Тело гулко грохнулось о землю, словно мешок с картофелем. Как только шею умудрился не сломать? Везучим Самойлов себя не считал и чертыхался на весь лес. Лесовка теперь долго не могла к нему подобраться.
Константин грустно взирал на испачканную одежду, которая скромно намекала, что у него теперь есть дорогие тряпки.
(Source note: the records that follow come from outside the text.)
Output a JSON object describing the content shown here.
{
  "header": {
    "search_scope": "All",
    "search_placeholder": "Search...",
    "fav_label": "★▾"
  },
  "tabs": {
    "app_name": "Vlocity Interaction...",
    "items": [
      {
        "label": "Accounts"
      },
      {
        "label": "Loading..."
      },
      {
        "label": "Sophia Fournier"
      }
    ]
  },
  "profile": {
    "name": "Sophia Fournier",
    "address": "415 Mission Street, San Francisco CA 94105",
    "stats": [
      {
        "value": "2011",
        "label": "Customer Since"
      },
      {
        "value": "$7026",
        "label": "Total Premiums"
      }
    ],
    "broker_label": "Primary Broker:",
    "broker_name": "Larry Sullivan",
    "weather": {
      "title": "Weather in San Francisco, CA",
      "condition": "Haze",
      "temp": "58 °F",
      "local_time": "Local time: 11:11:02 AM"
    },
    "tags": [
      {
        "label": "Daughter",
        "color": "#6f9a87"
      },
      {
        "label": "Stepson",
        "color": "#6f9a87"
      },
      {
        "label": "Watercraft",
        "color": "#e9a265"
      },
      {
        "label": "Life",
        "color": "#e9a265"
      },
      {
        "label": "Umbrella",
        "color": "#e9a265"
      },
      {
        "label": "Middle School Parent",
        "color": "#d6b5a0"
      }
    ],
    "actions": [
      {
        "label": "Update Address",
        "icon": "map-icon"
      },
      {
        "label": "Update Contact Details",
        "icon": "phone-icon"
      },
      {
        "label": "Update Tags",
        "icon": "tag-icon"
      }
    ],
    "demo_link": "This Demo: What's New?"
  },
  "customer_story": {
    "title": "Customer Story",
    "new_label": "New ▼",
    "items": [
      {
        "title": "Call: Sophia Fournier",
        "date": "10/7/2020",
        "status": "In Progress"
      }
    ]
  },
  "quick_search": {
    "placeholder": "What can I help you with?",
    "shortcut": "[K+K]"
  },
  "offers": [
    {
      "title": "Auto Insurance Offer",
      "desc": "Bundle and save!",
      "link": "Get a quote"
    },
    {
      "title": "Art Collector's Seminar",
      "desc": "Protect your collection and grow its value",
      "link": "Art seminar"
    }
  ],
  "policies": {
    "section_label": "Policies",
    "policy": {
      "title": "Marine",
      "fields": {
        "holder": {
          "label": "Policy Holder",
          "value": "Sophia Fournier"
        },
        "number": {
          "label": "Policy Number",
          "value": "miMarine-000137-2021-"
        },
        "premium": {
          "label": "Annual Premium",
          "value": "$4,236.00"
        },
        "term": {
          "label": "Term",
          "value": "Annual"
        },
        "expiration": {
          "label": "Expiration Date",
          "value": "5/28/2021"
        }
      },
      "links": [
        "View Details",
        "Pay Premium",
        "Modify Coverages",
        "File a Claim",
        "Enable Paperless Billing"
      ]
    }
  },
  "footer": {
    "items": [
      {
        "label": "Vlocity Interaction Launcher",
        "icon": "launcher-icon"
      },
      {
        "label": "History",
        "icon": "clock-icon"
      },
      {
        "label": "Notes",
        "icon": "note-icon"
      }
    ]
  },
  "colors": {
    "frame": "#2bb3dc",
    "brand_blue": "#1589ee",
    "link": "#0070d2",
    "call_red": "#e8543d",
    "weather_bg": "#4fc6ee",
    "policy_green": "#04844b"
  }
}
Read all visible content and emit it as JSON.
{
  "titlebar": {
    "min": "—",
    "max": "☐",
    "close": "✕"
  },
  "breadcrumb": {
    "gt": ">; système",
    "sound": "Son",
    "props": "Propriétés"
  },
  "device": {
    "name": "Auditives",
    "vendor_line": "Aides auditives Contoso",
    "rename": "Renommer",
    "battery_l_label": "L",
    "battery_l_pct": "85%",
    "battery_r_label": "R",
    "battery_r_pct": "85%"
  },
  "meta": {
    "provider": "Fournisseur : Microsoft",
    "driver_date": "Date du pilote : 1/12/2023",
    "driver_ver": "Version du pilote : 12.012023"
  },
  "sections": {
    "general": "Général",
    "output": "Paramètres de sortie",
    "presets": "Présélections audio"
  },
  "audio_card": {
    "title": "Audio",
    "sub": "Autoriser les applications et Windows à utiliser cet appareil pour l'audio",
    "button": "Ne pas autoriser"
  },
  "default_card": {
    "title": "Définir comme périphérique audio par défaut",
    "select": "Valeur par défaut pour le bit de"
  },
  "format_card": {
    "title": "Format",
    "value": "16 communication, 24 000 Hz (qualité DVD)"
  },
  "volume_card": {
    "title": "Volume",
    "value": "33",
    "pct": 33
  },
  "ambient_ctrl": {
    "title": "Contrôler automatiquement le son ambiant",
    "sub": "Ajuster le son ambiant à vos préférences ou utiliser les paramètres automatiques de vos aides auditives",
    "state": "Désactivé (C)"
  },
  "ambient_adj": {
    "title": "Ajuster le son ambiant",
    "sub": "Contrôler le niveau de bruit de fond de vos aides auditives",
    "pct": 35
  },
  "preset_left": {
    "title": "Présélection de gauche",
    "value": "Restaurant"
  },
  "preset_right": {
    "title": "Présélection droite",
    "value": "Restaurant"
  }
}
Сверху тревожилась кошка за своего лично избранного хозяина, от беспокойства она чуть сама не свалилась в глубокий овраг в два человеческих роста.
Ночевать в яме Самойлову не показалось перспективным и безопасным, создавалось впечатление, что сыграл в могилу при жизни.
Он подтащил к земляной стене ветки покрепче, которые когда-то сбросили деревья в овраг, и попытался соорудить хоть какую-то опору для ног, стал карабкаться по отвесной стене противоположного от падения берега, цепляясь за выступы и торчащие корни.
Вот, край уже близко, пальцы крепко цеплялись за выступ, голова приподнялась над поверхностью, но сухая земля в самый ответственный момент осыпалась и Константин звучно грохнулся, больно приложившись копчиком о дно оврага. Словом, никудышный из него скалолаз вышел. Увы.
Неоднократные попытки вылезти ни к чему не приводили, склон оврага был слишком крутым и рыхлым, Самойлов снова и снова кубарем скатывался вниз, чертыхаясь на весь лес, надежды при этом не терял и самоотверженно возобновлял попытку покорить неприступную стену. Другими словами, от скуки на стену лез.